Belli olmasın diye, hem de ayak izleri,
Parmakları ucunda yürürlerdi ekserî.
“Hazret-i Ebû Bekir”, Resûl’ün çevresinde,
Yürürdü bir korku ve telâş içerisinde.
Bir sağa, bir de sola geçerek yürüyordu.
Bir ileri, bir geri, yer değiştiriyordu.
Resûlullah sordu ki: (Niçin böyle edersin?
Bir pervâne misâli, etrâfımda dönersin.)
Dedi: (Yâ Resûlallah, endîşe ederim ben,
Ki, size zarar gelir, herhangi bir cihetten.
Onun için bir sağdan, bir soldan yürüyorum.
Bir zarar gelecekse, bana gelsin diyorum.)
Buyurdu ki: (Üzülme, Rabbimiz bizimledir.
Onlar zarar yapmaya, olamazlar muktedir.)
Nihâyet mağaraya vardılar selâmetle.
Ve lâkin Resûlullah yorulmuştu gâyetle.
Ve hem de nâlinleri koptuğundan o dağda,
Mübârek ayakları kanadı o arada.
Mağara kapısına vardılar en nihâyet.
Sıddîk arz eyledi ki: (Az bana müsâde et.

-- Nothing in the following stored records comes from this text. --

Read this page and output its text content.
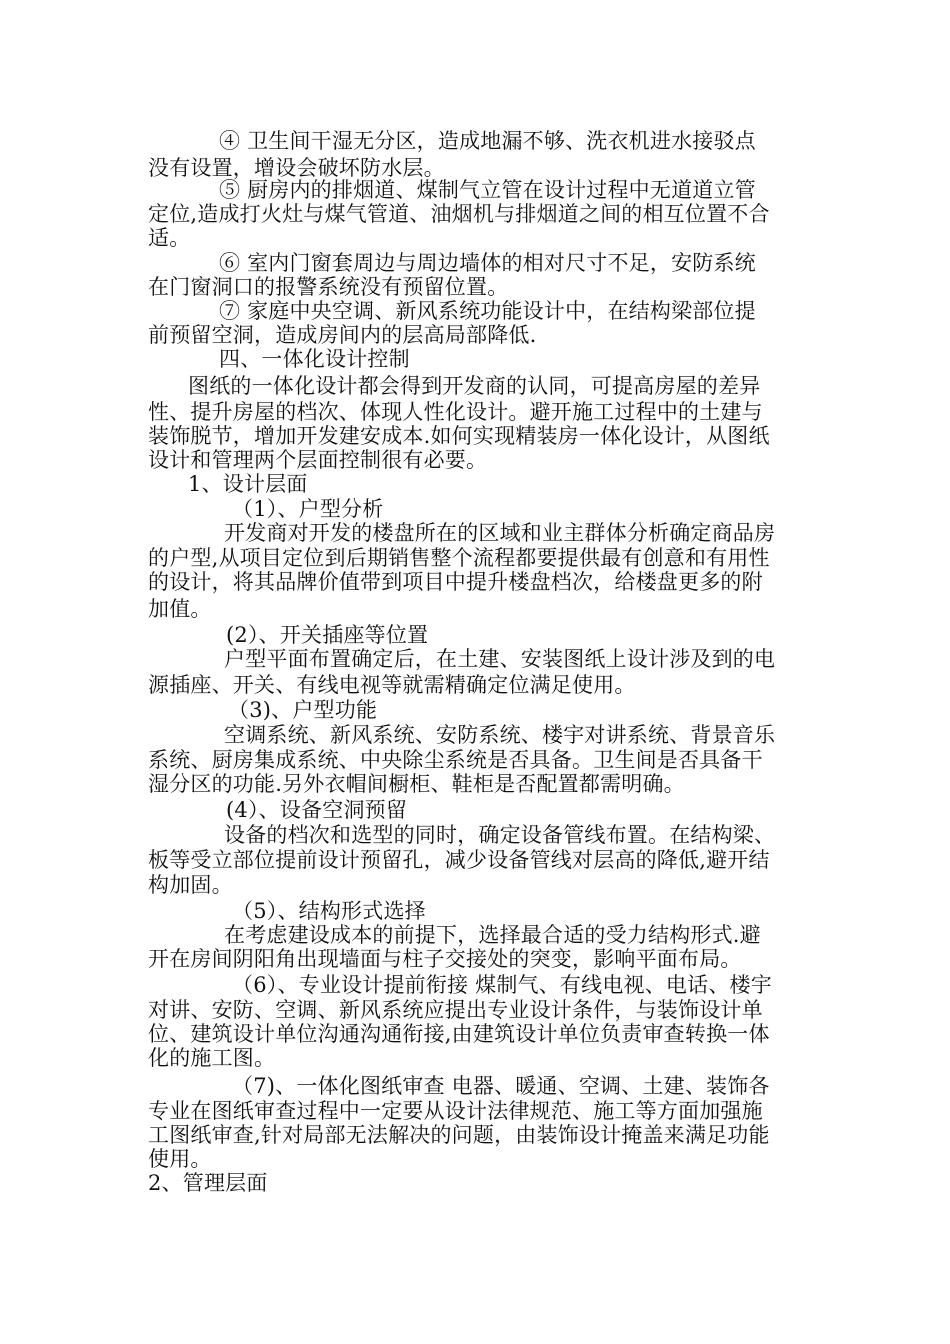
④ 卫生间干湿无分区，造成地漏不够、洗衣机进水接驳点
没有设置，增设会破坏防水层。
⑤ 厨房内的排烟道、煤制气立管在设计过程中无道道立管
定位,造成打火灶与煤气管道、油烟机与排烟道之间的相互位置不合
适。
⑥ 室内门窗套周边与周边墙体的相对尺寸不足，安防系统
在门窗洞口的报警系统没有预留位置。
⑦ 家庭中央空调、新风系统功能设计中，在结构梁部位提
前预留空洞，造成房间内的层高局部降低.
四、一体化设计控制
图纸的一体化设计都会得到开发商的认同，可提高房屋的差异
性、提升房屋的档次、体现人性化设计。避开施工过程中的土建与
装饰脱节，增加开发建安成本.如何实现精装房一体化设计，从图纸
设计和管理两个层面控制很有必要。
1、设计层面
（1）、户型分析
开发商对开发的楼盘所在的区域和业主群体分析确定商品房
的户型,从项目定位到后期销售整个流程都要提供最有创意和有用性
的设计，将其品牌价值带到项目中提升楼盘档次，给楼盘更多的附
加值。
(2）、开关插座等位置
户型平面布置确定后，在土建、安装图纸上设计涉及到的电
源插座、开关、有线电视等就需精确定位满足使用。
（3)、户型功能
空调系统、新风系统、安防系统、楼宇对讲系统、背景音乐
系统、厨房集成系统、中央除尘系统是否具备。卫生间是否具备干
湿分区的功能.另外衣帽间橱柜、鞋柜是否配置都需明确。
(4）、设备空洞预留
设备的档次和选型的同时，确定设备管线布置。在结构梁、
板等受立部位提前设计预留孔，减少设备管线对层高的降低,避开结
构加固。
（5）、结构形式选择
在考虑建设成本的前提下，选择最合适的受力结构形式.避
开在房间阴阳角出现墙面与柱子交接处的突变，影响平面布局。
（6）、专业设计提前衔接 煤制气、有线电视、电话、楼宇
对讲、安防、空调、新风系统应提出专业设计条件，与装饰设计单
位、建筑设计单位沟通沟通衔接,由建筑设计单位负责审查转换一体
化的施工图。
（7)、一体化图纸审查 电器、暖通、空调、土建、装饰各
专业在图纸审查过程中一定要从设计法律规范、施工等方面加强施
工图纸审查,针对局部无法解决的问题，由装饰设计掩盖来满足功能
使用。
2、管理层面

Gireyim sizden önce, akrep yılan olmasın.
Haşerâtın zararı, size hiç dokunmasın.)
Sonra girdi içeri, Resûl izin verince.
İçerde büyük küçük, “delikler” gördü nice.

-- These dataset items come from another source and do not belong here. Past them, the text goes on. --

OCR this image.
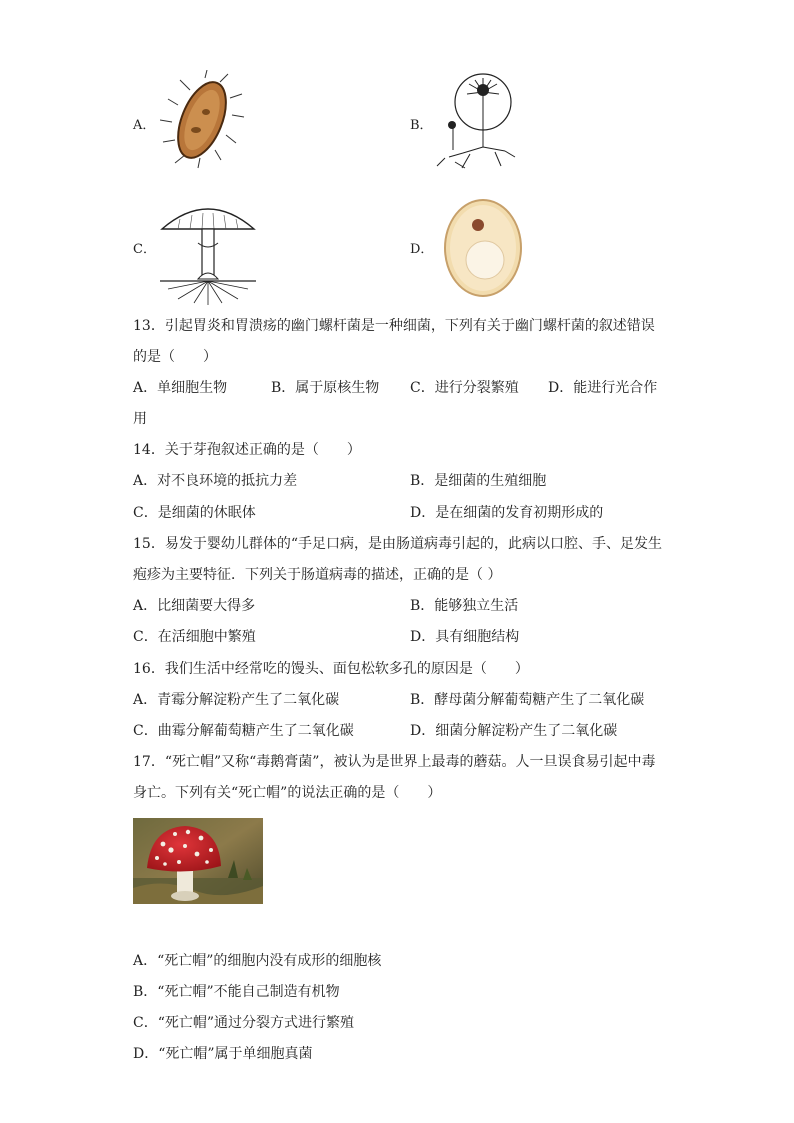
A．	B．
C．	D．
13．引起胃炎和胃溃疡的幽门螺杆菌是一种细菌，下列有关于幽门螺杆菌的叙述错误
的是（　　）
A．单细胞生物	B．属于原核生物 C．进行分裂繁殖 D．能进行光合作
用
14．关于芽孢叙述正确的是（　　）
A．对不良环境的抵抗力差	B．是细菌的生殖细胞
C．是细菌的休眠体	D．是在细菌的发育初期形成的
15．易发于婴幼儿群体的“手足口病，是由肠道病毒引起的，此病以口腔、手、足发生
疱疹为主要特征．下列关于肠道病毒的描述，正确的是（ ）
A．比细菌要大得多	B．能够独立生活
C．在活细胞中繁殖	D．具有细胞结构
16．我们生活中经常吃的馒头、面包松软多孔的原因是（　　）
A．青霉分解淀粉产生了二氧化碳	B．酵母菌分解葡萄糖产生了二氧化碳
C．曲霉分解葡萄糖产生了二氧化碳	D．细菌分解淀粉产生了二氧化碳
17．“死亡帽”又称“毒鹅膏菌”，被认为是世界上最毒的蘑菇。人一旦误食易引起中毒
身亡。下列有关“死亡帽”的说法正确的是（　　）
A．“死亡帽”的细胞内没有成形的细胞核
B．“死亡帽”不能自己制造有机物
C．“死亡帽”通过分裂方式进行繁殖
D．“死亡帽”属于单细胞真菌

Gömleğini yırtarak, tıkadı delikleri.
Lâkin parça bitince, açıkta kaldı biri.
Ve çıplak ökçesini, koydu açık deliğe.
Dedi: (Yâ Resûlallah, buyurun içeriye.)
Girdi Resûl içeri, lâkin çok yorgundular.
Ebû Bekr’in dizinde bir miktâr uyudular.
“Sıddîk”ın, ayağını koyduğu o delikten,
Bir “Yılan”, ayağını kuvvetle soktu birden.
Canı yandı ise de bu acıdan be gâyet,
Uyanmasınlar diye, etmedi hiç hareket.
Lâkin gözyaşlarına, mâni olamamıştı.
Resûl’ün nûr yüzüne, “bir damla” damlamıştı.